Use a database solution that makes sense #124

Open
opened 2025-11-14 10:18:36 +00:00 by fkobi · 3 comments
Owner

Right now we are using a relational database with no relations...

Right now we are using a relational database with no relations...
fkobi added this to the 2.0 -- A thought-out backend redesign milestone 2025-11-14 10:18:36 +00:00
fkobi added the
component
database
prio
mid
labels 2025-11-14 10:18:36 +00:00
fkobi self-assigned this 2025-11-14 10:18:36 +00:00
Author
Owner

Since we are making a database around a shell tool I suggest we use a plain database filesystem, just like in the 60s.
Let's use the Ockham's razor and reap these benefits:

  • less dependencies
  • improved efficiency
  • UNIX idiomacy

From Python's perspective it will just call a black box, collect it's stdout as logs (and remove them if all suceeds).

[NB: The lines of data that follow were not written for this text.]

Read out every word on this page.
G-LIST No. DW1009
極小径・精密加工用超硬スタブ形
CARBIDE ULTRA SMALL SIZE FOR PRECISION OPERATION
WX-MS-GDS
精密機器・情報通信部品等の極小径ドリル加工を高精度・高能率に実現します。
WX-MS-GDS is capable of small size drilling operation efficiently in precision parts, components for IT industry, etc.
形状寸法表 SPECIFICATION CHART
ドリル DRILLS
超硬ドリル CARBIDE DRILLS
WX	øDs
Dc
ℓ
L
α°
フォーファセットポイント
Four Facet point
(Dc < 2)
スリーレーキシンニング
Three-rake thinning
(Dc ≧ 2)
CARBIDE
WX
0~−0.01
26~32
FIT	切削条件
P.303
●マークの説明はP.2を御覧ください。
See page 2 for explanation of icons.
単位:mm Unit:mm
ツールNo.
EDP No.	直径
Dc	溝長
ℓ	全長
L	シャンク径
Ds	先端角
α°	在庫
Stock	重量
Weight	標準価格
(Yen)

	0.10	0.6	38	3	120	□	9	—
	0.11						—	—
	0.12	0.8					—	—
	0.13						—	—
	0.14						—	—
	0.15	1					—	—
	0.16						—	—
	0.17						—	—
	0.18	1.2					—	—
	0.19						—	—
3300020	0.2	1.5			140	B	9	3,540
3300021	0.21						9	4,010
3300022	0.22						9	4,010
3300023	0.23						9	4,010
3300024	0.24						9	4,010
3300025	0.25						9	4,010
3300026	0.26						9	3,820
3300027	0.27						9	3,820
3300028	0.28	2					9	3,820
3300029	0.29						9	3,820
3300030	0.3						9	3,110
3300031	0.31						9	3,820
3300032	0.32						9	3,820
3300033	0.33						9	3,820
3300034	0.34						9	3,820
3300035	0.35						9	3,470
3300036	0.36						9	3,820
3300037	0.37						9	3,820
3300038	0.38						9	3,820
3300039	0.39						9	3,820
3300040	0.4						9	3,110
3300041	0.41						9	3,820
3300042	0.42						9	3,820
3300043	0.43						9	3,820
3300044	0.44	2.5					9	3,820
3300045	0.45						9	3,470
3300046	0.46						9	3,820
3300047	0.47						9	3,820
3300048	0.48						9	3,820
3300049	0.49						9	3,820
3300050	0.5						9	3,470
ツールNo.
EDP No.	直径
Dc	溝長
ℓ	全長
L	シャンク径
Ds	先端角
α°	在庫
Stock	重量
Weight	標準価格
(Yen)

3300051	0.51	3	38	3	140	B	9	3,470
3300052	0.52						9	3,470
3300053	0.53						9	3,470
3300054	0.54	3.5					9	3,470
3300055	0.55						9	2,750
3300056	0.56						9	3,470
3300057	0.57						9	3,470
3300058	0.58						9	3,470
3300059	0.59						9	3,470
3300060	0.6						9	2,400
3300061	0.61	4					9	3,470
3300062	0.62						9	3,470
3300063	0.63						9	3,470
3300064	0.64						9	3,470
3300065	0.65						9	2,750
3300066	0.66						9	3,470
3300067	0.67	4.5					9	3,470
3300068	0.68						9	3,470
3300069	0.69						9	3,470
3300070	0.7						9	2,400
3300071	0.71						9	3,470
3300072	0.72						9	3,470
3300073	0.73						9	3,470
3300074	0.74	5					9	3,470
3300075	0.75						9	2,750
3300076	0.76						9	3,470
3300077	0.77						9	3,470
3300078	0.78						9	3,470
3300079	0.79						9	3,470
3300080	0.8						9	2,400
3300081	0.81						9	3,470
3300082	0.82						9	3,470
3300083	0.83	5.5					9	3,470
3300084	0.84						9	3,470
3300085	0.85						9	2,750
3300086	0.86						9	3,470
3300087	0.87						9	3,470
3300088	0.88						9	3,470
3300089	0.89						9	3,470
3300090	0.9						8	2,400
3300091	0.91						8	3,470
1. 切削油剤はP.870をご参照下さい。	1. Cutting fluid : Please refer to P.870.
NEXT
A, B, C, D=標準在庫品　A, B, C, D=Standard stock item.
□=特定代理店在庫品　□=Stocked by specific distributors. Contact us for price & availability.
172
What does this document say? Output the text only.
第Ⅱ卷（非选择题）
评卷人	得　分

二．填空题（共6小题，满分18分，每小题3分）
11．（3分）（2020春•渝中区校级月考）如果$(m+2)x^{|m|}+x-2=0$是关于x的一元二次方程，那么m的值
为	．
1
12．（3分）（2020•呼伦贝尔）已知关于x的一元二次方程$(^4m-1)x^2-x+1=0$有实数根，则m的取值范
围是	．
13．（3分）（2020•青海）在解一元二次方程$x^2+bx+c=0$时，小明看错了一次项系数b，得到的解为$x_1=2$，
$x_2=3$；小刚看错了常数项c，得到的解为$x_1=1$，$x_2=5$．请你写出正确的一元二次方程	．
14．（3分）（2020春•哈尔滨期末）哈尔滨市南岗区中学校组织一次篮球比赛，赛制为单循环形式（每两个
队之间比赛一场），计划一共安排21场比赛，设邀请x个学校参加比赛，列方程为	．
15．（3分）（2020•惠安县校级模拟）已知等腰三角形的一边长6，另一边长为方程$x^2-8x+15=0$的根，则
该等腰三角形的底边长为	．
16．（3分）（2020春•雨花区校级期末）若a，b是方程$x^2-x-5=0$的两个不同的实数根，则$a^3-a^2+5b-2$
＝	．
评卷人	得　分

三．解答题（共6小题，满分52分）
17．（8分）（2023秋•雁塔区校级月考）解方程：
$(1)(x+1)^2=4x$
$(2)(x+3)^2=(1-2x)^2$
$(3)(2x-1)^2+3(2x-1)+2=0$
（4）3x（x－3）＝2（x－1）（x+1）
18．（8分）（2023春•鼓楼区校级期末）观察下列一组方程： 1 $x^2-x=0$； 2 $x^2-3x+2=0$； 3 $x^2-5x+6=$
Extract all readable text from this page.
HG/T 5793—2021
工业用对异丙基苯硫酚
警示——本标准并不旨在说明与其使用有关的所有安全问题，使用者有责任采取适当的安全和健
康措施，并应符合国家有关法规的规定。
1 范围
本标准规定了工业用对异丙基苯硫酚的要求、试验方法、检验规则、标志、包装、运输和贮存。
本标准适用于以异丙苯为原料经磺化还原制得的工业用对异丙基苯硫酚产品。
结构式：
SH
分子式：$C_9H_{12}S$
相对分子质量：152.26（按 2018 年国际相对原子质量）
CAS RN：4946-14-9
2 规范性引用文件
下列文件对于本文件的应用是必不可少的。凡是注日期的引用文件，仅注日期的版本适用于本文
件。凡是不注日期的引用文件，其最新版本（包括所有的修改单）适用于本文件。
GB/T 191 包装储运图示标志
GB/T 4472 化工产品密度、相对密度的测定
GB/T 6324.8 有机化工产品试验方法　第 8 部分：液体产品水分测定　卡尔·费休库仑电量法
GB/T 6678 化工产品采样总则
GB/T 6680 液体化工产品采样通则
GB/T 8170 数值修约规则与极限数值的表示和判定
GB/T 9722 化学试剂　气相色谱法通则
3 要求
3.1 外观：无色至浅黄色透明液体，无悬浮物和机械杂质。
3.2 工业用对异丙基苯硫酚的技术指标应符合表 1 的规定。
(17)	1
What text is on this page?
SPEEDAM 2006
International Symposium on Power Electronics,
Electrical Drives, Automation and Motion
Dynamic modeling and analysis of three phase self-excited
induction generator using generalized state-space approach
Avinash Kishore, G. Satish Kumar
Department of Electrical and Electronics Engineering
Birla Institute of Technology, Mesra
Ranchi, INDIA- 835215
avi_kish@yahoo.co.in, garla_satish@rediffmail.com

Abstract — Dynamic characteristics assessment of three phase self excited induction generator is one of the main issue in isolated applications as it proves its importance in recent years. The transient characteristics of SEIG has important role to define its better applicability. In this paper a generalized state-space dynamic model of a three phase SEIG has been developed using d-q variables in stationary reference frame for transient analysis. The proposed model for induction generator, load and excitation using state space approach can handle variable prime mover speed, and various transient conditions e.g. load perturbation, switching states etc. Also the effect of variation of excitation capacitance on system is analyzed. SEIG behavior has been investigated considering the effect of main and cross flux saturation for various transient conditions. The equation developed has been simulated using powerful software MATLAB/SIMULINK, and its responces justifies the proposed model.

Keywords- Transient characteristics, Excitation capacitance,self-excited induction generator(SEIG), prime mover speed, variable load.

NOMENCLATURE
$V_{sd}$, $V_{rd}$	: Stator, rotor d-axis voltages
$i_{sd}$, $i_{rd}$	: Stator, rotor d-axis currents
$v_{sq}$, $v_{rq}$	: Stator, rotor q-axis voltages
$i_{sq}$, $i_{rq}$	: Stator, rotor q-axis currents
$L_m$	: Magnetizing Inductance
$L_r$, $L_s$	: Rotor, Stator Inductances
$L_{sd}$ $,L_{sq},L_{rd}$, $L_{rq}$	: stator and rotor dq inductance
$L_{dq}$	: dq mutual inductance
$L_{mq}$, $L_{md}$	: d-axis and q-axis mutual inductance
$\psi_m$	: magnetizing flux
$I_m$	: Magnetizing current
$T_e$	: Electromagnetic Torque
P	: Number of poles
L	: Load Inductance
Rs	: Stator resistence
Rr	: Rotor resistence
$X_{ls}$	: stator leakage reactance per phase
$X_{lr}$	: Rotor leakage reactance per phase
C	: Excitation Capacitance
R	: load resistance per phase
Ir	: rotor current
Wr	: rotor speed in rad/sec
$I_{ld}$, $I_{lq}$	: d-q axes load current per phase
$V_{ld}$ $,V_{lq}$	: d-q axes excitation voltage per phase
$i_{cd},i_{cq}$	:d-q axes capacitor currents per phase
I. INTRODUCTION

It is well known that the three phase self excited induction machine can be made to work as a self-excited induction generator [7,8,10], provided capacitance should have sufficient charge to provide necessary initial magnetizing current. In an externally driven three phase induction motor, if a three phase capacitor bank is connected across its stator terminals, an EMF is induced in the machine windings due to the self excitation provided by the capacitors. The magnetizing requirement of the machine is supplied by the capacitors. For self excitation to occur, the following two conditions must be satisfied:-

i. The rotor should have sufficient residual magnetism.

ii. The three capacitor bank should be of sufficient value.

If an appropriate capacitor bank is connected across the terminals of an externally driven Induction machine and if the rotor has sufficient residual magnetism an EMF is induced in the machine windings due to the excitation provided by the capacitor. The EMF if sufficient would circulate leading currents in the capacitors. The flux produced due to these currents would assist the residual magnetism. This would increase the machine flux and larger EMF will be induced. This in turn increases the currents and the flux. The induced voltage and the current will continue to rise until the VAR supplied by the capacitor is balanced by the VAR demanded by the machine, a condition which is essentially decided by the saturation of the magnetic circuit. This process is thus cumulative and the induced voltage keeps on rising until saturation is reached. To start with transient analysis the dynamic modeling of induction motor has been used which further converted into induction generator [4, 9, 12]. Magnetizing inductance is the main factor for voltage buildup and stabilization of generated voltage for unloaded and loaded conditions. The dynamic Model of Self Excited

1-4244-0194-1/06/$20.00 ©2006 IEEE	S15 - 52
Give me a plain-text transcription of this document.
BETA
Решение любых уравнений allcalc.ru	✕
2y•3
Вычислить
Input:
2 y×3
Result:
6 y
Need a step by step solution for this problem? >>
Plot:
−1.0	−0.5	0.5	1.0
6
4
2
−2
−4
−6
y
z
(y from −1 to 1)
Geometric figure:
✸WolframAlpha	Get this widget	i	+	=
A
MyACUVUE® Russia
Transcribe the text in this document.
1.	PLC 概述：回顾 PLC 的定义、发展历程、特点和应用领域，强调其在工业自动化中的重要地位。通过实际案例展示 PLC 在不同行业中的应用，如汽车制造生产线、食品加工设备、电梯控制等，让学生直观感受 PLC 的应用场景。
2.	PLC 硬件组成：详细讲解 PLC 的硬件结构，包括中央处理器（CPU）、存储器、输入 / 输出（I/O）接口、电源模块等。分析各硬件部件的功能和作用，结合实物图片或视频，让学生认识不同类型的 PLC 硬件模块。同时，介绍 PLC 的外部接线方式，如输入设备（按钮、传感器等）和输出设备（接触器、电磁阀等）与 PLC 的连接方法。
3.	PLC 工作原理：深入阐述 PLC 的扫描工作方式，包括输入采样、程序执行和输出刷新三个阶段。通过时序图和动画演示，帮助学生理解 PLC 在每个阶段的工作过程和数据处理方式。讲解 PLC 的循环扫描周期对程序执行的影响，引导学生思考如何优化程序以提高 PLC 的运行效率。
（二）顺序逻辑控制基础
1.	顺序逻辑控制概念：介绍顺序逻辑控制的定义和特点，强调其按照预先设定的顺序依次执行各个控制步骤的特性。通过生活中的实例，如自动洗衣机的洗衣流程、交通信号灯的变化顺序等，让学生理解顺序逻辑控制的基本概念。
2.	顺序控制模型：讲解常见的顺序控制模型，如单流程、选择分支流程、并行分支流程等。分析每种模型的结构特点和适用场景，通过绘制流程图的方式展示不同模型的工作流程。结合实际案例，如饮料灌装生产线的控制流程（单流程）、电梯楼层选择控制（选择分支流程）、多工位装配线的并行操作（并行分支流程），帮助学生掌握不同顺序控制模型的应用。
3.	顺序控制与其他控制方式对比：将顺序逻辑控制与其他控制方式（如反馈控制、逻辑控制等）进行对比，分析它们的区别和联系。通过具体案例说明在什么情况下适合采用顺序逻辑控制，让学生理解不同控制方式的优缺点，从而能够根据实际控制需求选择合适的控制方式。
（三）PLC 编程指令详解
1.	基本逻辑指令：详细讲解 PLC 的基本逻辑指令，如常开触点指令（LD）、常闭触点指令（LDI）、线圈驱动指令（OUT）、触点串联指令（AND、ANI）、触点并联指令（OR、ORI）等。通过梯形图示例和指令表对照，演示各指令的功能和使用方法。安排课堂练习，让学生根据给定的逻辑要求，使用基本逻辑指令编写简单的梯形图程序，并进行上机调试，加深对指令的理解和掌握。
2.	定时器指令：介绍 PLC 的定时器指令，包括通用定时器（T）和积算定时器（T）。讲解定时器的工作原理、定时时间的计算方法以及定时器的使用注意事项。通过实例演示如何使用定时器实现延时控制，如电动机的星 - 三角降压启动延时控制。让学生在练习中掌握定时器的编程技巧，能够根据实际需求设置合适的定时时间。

Only NoSQL makes sense here and since we have just one table with structured entries that runs on a single host I think only LevelDB would make sense here and I think a POSIX filesystem is a better solution.

EDIT: I will write an email with a full proposal

Since we are making a database around a shell tool I suggest we use a plain database filesystem, just like in the 60s. Let's use the Ockham's razor and reap these benefits: - less dependencies - improved efficiency - UNIX idiomacy From Python's perspective it will just call a [black box](https://git.fsfe.org/reuse/api/commit/9d1caef29eb2954ff31c193d6a7e077c4e9d3566), collect it's stdout as logs (and remove them if all suceeds). --- Only NoSQL makes sense here and since we have just one table with structured entries that runs on a single host I think only LevelDB would make sense here and I think a POSIX filesystem is a better solution. EDIT: I will write an email with a full proposal
fkobi added a new dependency 2025-11-14 12:46:35 +00:00
Owner

Note that REUSE API initially used Sqlite as DB. Linus migrated this to PostgreSQL as performance degraded significantly. IIRC this was mainly due to concurrent read/write operations with large chunks of data (e.g. the lint report or sbom of large projects).

I am afraid using the FS will not be better than SQLite was previously but rather complicate and customise the development for future contributors and maintainers, while using a standard DB is... well... more standard.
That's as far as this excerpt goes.